彼女にものを教え、読み聞かせをするうちに、トリイはその力にふさわしい
環境を与えたいと願うようになっていく。

トリイの恋人の弁護士を巻き込んでの訴訟が成功し、シーラは精神病院への
送致をまぬがれて、飛び級して普通級に進むことになった。

家庭での養育や父親の状態など問題は山積みながら、シーラは小さな幸せを
掴んだかにみえた。しかし、そこに転がり込んだ父親の弟から性的虐待を受け、
生死をさまようことになる。

小さな体に続くあまりにも大きな試練の数々。
簡単に同情することさえ許さないような状況であるし、サポートするものは
のめり込むことが危険につながるケースであるとも言える。
しかし、トリイはあえてのめり込む。
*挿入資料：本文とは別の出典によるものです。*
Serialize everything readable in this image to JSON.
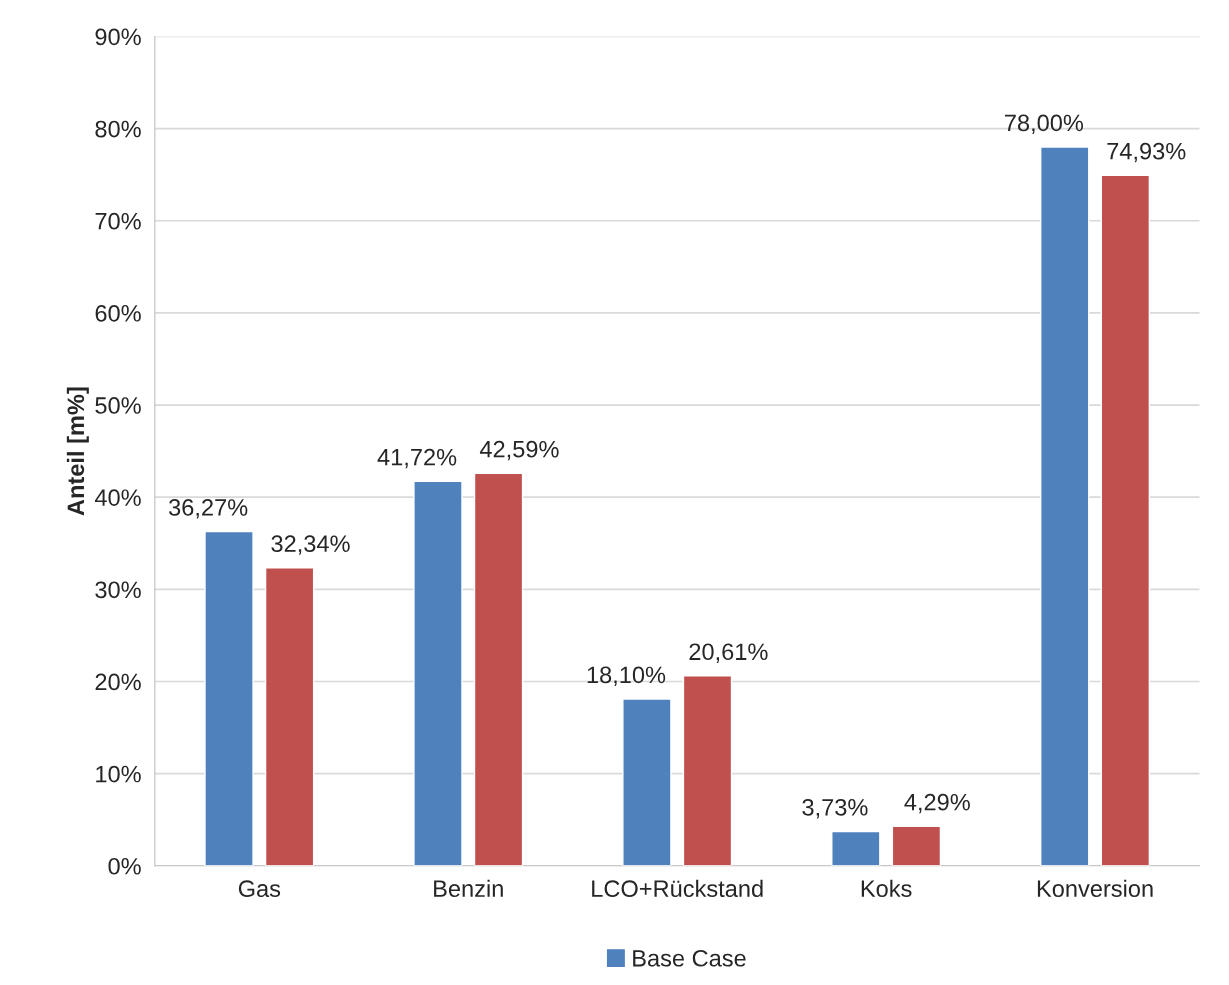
{
  "chart_data": {
    "type": "bar",
    "ylabel": "Anteil [m%]",
    "categories": [
      "Gas",
      "Benzin",
      "LCO+Rückstand",
      "Koks",
      "Konversion"
    ],
    "series": [
      {
        "name": "Base Case",
        "color": "#4f81bd",
        "values": [
          36.27,
          41.72,
          18.1,
          3.73,
          78.0
        ],
        "value_labels": [
          "36,27%",
          "41,72%",
          "18,10%",
          "3,73%",
          "78,00%"
        ]
      },
      {
        "color": "#c0504d",
        "values": [
          32.34,
          42.59,
          20.61,
          4.29,
          74.93
        ],
        "value_labels": [
          "32,34%",
          "42,59%",
          "20,61%",
          "4,29%",
          "74,93%"
        ]
      }
    ],
    "ylim": [
      0,
      90
    ],
    "yticks": [
      {
        "value": 0,
        "label": "0%"
      },
      {
        "value": 10,
        "label": "10%"
      },
      {
        "value": 20,
        "label": "20%"
      },
      {
        "value": 30,
        "label": "30%"
      },
      {
        "value": 40,
        "label": "40%"
      },
      {
        "value": 50,
        "label": "50%"
      },
      {
        "value": 60,
        "label": "60%"
      },
      {
        "value": 70,
        "label": "70%"
      },
      {
        "value": 80,
        "label": "80%"
      },
      {
        "value": 90,
        "label": "90%"
      }
    ],
    "grid": "y",
    "legend": "bottom"
  }
}
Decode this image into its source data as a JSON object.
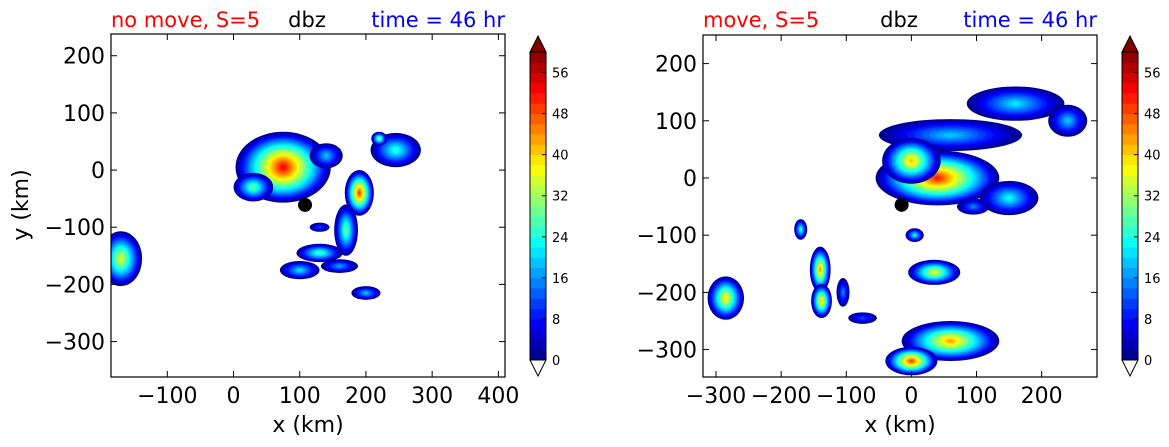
{
  "chart_data": [
    {
      "type": "heatmap",
      "title_left": "no move, S=5",
      "title_center": "dbz",
      "title_right": "time = 46 hr",
      "title_left_color": "#ff0000",
      "title_center_color": "#000000",
      "title_right_color": "#0000ff",
      "xlabel": "x (km)",
      "ylabel": "y (km)",
      "xlim": [
        -185,
        410
      ],
      "ylim": [
        -362,
        238
      ],
      "xticks": [
        -100,
        0,
        100,
        200,
        300,
        400
      ],
      "xtick_labels": [
        "−100",
        "0",
        "100",
        "200",
        "300",
        "400"
      ],
      "yticks": [
        200,
        100,
        0,
        -100,
        -200,
        -300
      ],
      "ytick_labels": [
        "200",
        "100",
        "0",
        "−100",
        "−200",
        "−300"
      ],
      "center_marker": {
        "x": 108,
        "y": -61
      },
      "grid": false,
      "colorbar": {
        "min": 0,
        "max": 60,
        "step": 2,
        "ticks": [
          0,
          8,
          16,
          24,
          32,
          40,
          48,
          56
        ],
        "tick_labels": [
          "0",
          "8",
          "16",
          "24",
          "32",
          "40",
          "48",
          "56"
        ],
        "extend": "both"
      },
      "cells": [
        {
          "x": 75,
          "y": 5,
          "rx": 72,
          "ry": 62,
          "peak": 52
        },
        {
          "x": 30,
          "y": -30,
          "rx": 30,
          "ry": 25,
          "peak": 28
        },
        {
          "x": 140,
          "y": 25,
          "rx": 25,
          "ry": 22,
          "peak": 18
        },
        {
          "x": 245,
          "y": 35,
          "rx": 38,
          "ry": 30,
          "peak": 24
        },
        {
          "x": 190,
          "y": -40,
          "rx": 22,
          "ry": 40,
          "peak": 48
        },
        {
          "x": 170,
          "y": -105,
          "rx": 18,
          "ry": 45,
          "peak": 28
        },
        {
          "x": 130,
          "y": -145,
          "rx": 35,
          "ry": 16,
          "peak": 26
        },
        {
          "x": 100,
          "y": -175,
          "rx": 30,
          "ry": 16,
          "peak": 20
        },
        {
          "x": 200,
          "y": -215,
          "rx": 22,
          "ry": 12,
          "peak": 18
        },
        {
          "x": 160,
          "y": -168,
          "rx": 28,
          "ry": 12,
          "peak": 16
        },
        {
          "x": -170,
          "y": -155,
          "rx": 32,
          "ry": 48,
          "peak": 35
        },
        {
          "x": 130,
          "y": -100,
          "rx": 15,
          "ry": 8,
          "peak": 10
        },
        {
          "x": 220,
          "y": 55,
          "rx": 12,
          "ry": 12,
          "peak": 30
        }
      ]
    },
    {
      "type": "heatmap",
      "title_left": "move, S=5",
      "title_center": "dbz",
      "title_right": "time = 46 hr",
      "title_left_color": "#ff0000",
      "title_center_color": "#000000",
      "title_right_color": "#0000ff",
      "xlabel": "x (km)",
      "ylabel": "",
      "xlim": [
        -320,
        285
      ],
      "ylim": [
        -348,
        250
      ],
      "xticks": [
        -300,
        -200,
        -100,
        0,
        100,
        200
      ],
      "xtick_labels": [
        "−300",
        "−200",
        "−100",
        "0",
        "100",
        "200"
      ],
      "yticks": [
        200,
        100,
        0,
        -100,
        -200,
        -300
      ],
      "ytick_labels": [
        "200",
        "100",
        "0",
        "−100",
        "−200",
        "−300"
      ],
      "center_marker": {
        "x": -15,
        "y": -47
      },
      "grid": false,
      "colorbar": {
        "min": 0,
        "max": 60,
        "step": 2,
        "ticks": [
          0,
          8,
          16,
          24,
          32,
          40,
          48,
          56
        ],
        "tick_labels": [
          "0",
          "8",
          "16",
          "24",
          "32",
          "40",
          "48",
          "56"
        ],
        "extend": "both"
      },
      "cells": [
        {
          "x": 40,
          "y": 0,
          "rx": 95,
          "ry": 48,
          "peak": 50
        },
        {
          "x": 150,
          "y": -35,
          "rx": 45,
          "ry": 30,
          "peak": 22
        },
        {
          "x": 60,
          "y": 75,
          "rx": 110,
          "ry": 28,
          "peak": 18
        },
        {
          "x": 160,
          "y": 130,
          "rx": 75,
          "ry": 30,
          "peak": 20
        },
        {
          "x": 240,
          "y": 100,
          "rx": 30,
          "ry": 28,
          "peak": 18
        },
        {
          "x": 0,
          "y": 30,
          "rx": 45,
          "ry": 40,
          "peak": 40
        },
        {
          "x": 95,
          "y": -50,
          "rx": 25,
          "ry": 14,
          "peak": 14
        },
        {
          "x": 35,
          "y": -165,
          "rx": 40,
          "ry": 22,
          "peak": 36
        },
        {
          "x": 60,
          "y": -285,
          "rx": 75,
          "ry": 35,
          "peak": 42
        },
        {
          "x": 0,
          "y": -320,
          "rx": 40,
          "ry": 25,
          "peak": 48
        },
        {
          "x": -140,
          "y": -160,
          "rx": 16,
          "ry": 40,
          "peak": 42
        },
        {
          "x": -138,
          "y": -215,
          "rx": 16,
          "ry": 30,
          "peak": 40
        },
        {
          "x": -170,
          "y": -90,
          "rx": 10,
          "ry": 18,
          "peak": 24
        },
        {
          "x": -105,
          "y": -200,
          "rx": 10,
          "ry": 25,
          "peak": 14
        },
        {
          "x": -285,
          "y": -210,
          "rx": 28,
          "ry": 38,
          "peak": 38
        },
        {
          "x": -75,
          "y": -245,
          "rx": 22,
          "ry": 10,
          "peak": 10
        },
        {
          "x": 5,
          "y": -100,
          "rx": 14,
          "ry": 12,
          "peak": 22
        }
      ]
    }
  ]
}
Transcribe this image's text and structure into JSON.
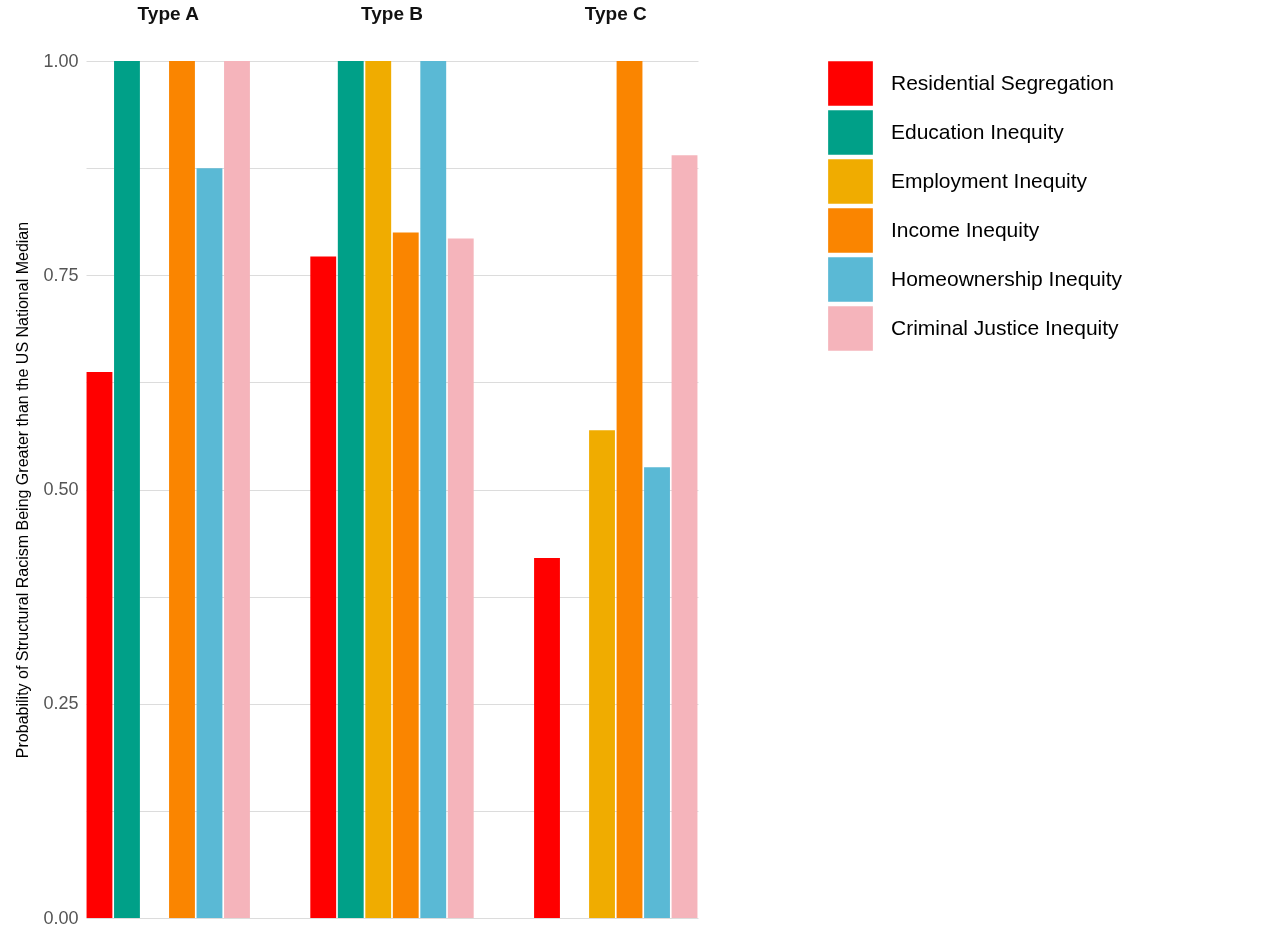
{
  "chart_data": {
    "type": "bar",
    "ylabel": "Probability of Structural Racism Being Greater than the US National Median",
    "categories": [
      "Type A",
      "Type B",
      "Type C"
    ],
    "ylim": [
      0,
      1
    ],
    "yticks": [
      {
        "value": 0,
        "label": "0.00"
      },
      {
        "value": 0.125,
        "label": null
      },
      {
        "value": 0.25,
        "label": "0.25"
      },
      {
        "value": 0.375,
        "label": null
      },
      {
        "value": 0.5,
        "label": "0.50"
      },
      {
        "value": 0.625,
        "label": null
      },
      {
        "value": 0.75,
        "label": "0.75"
      },
      {
        "value": 0.875,
        "label": null
      },
      {
        "value": 1,
        "label": "1.00"
      }
    ],
    "grid": "y",
    "legend": "right",
    "series": [
      {
        "name": "Residential Segregation",
        "color": "#ff0000",
        "values": [
          0.637,
          0.772,
          0.42
        ]
      },
      {
        "name": "Education Inequity",
        "color": "#00a088",
        "values": [
          1.0,
          1.0,
          0
        ]
      },
      {
        "name": "Employment Inequity",
        "color": "#f0ac00",
        "values": [
          0,
          1.0,
          0.569
        ]
      },
      {
        "name": "Income Inequity",
        "color": "#fa8500",
        "values": [
          1.0,
          0.8,
          1.0
        ]
      },
      {
        "name": "Homeownership Inequity",
        "color": "#5ab9d5",
        "values": [
          0.875,
          1.0,
          0.526
        ]
      },
      {
        "name": "Criminal Justice Inequity",
        "color": "#f5b4bb",
        "values": [
          1.0,
          0.793,
          0.89
        ]
      }
    ]
  }
}
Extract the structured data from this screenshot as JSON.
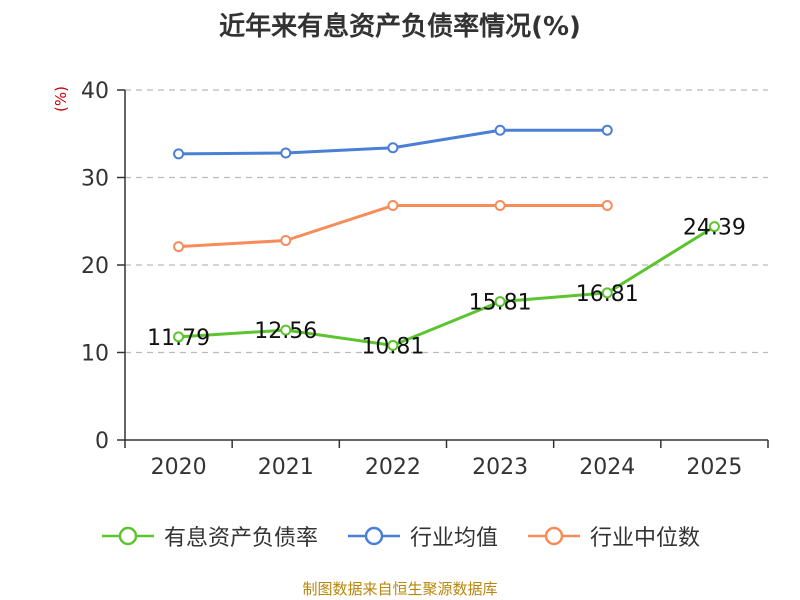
{
  "chart_data": {
    "type": "line",
    "title": "近年来有息资产负债率情况(%)",
    "unit_label": "(%)",
    "categories": [
      "2020",
      "2021",
      "2022",
      "2023",
      "2024",
      "2025"
    ],
    "ylim": [
      0,
      40
    ],
    "yticks": [
      "0",
      "10",
      "20",
      "30",
      "40"
    ],
    "grid": true,
    "legend_position": "bottom",
    "series": [
      {
        "name": "有息资产负债率",
        "color": "#5cc42f",
        "values": [
          11.79,
          12.56,
          10.81,
          15.81,
          16.81,
          24.39
        ],
        "labels": [
          "11.79",
          "12.56",
          "10.81",
          "15.81",
          "16.81",
          "24.39"
        ]
      },
      {
        "name": "行业均值",
        "color": "#4a7fd6",
        "values": [
          32.7,
          32.8,
          33.4,
          35.4,
          35.4,
          null
        ]
      },
      {
        "name": "行业中位数",
        "color": "#f78c5a",
        "values": [
          22.1,
          22.8,
          26.8,
          26.8,
          26.8,
          null
        ]
      }
    ]
  },
  "source": "制图数据来自恒生聚源数据库"
}
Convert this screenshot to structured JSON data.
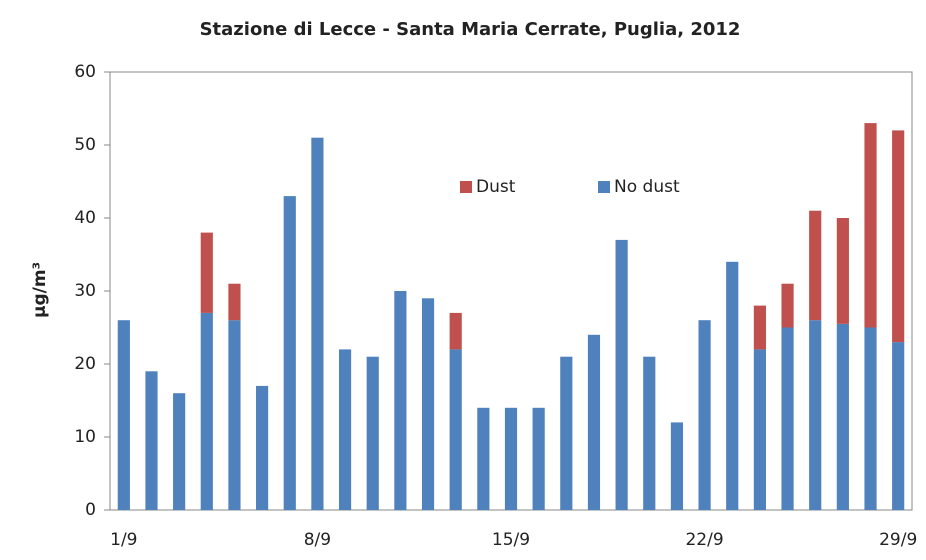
{
  "chart_data": {
    "type": "stacked_bar",
    "title": "Stazione  di Lecce - Santa Maria Cerrate, Puglia, 2012",
    "y_label": "μg/m³",
    "categories": [
      "1/9",
      null,
      null,
      null,
      null,
      null,
      null,
      "8/9",
      null,
      null,
      null,
      null,
      null,
      null,
      "15/9",
      null,
      null,
      null,
      null,
      null,
      null,
      "22/9",
      null,
      null,
      null,
      null,
      null,
      null,
      "29/9"
    ],
    "series": [
      {
        "name": "No dust",
        "color": "#4f81bd",
        "values": [
          26,
          19,
          16,
          27,
          26,
          17,
          43,
          51,
          22,
          21,
          30,
          29,
          22,
          14,
          14,
          14,
          21,
          24,
          37,
          21,
          12,
          26,
          34,
          22,
          25,
          26,
          25.5,
          25,
          23
        ]
      },
      {
        "name": "Dust",
        "color": "#c0504d",
        "values": [
          0,
          0,
          0,
          11,
          5,
          0,
          0,
          0,
          0,
          0,
          0,
          0,
          5,
          0,
          0,
          0,
          0,
          0,
          0,
          0,
          0,
          0,
          0,
          6,
          6,
          15,
          14.5,
          28,
          29
        ]
      }
    ],
    "ylim": [
      0,
      60
    ],
    "yticks": [
      0,
      10,
      20,
      30,
      40,
      50,
      60
    ],
    "grid": false
  }
}
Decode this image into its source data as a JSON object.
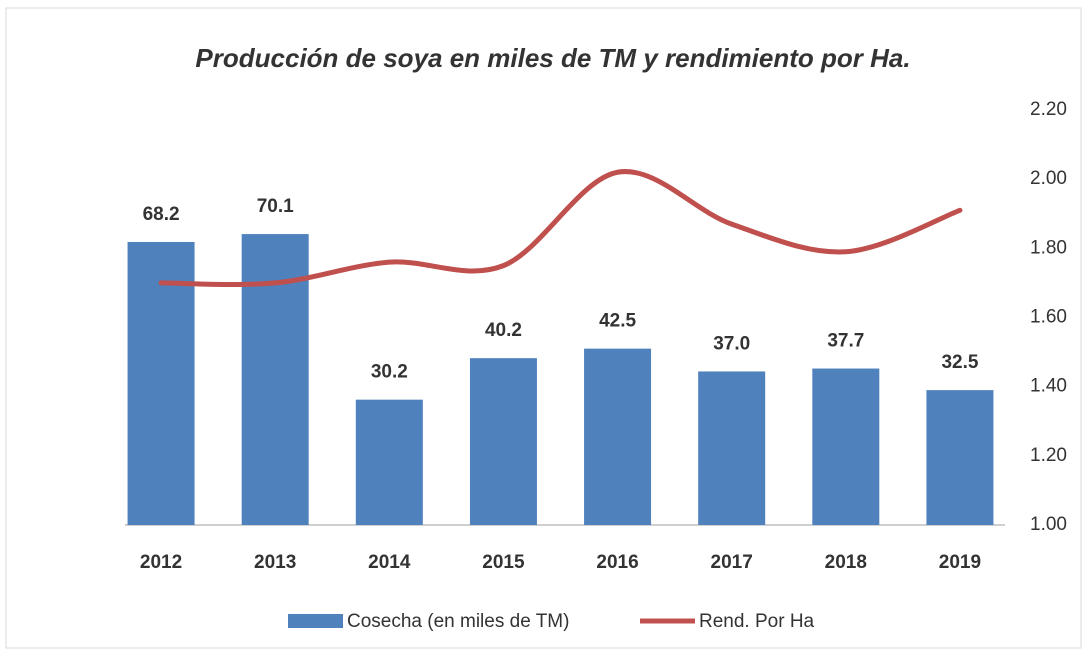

全力でシーラにぶつかる。
結果として学年の終わりに迎える別れの辛さはひときわ大きいものになる。
それでもシーラがただの動物のような状態から、ひとつ上の学年で通常の授業を
受けるまでに成長したのは、この方法だったからこそだろう。

愛されたことのない子、愛を失ったことのある子は、まっすぐに愛を受ける
状態にないことがある。
暴力的であったり、ちょっとしたことで暴れたり、人を傷つけたり。
知識と器がないとこれを受け止め、段階を乗り越えることは難しい。
トリイのまっすぐな行動や目線には学ぶことが多い。
そしてこれがアメリカを舞台にしていることもよかった。
感情を素直に表現し、言葉や態度で示し、間違いを詫びる。
日本ではここまではっきりと示すことは日常生活では少ないし、
教育者としてのあり方も少し違うように思う。

もう少し早く、学生の頃にでも本書に出会えていたら、もっともっと学ぶことが
たくさんあっただろう。それだけが残念だ。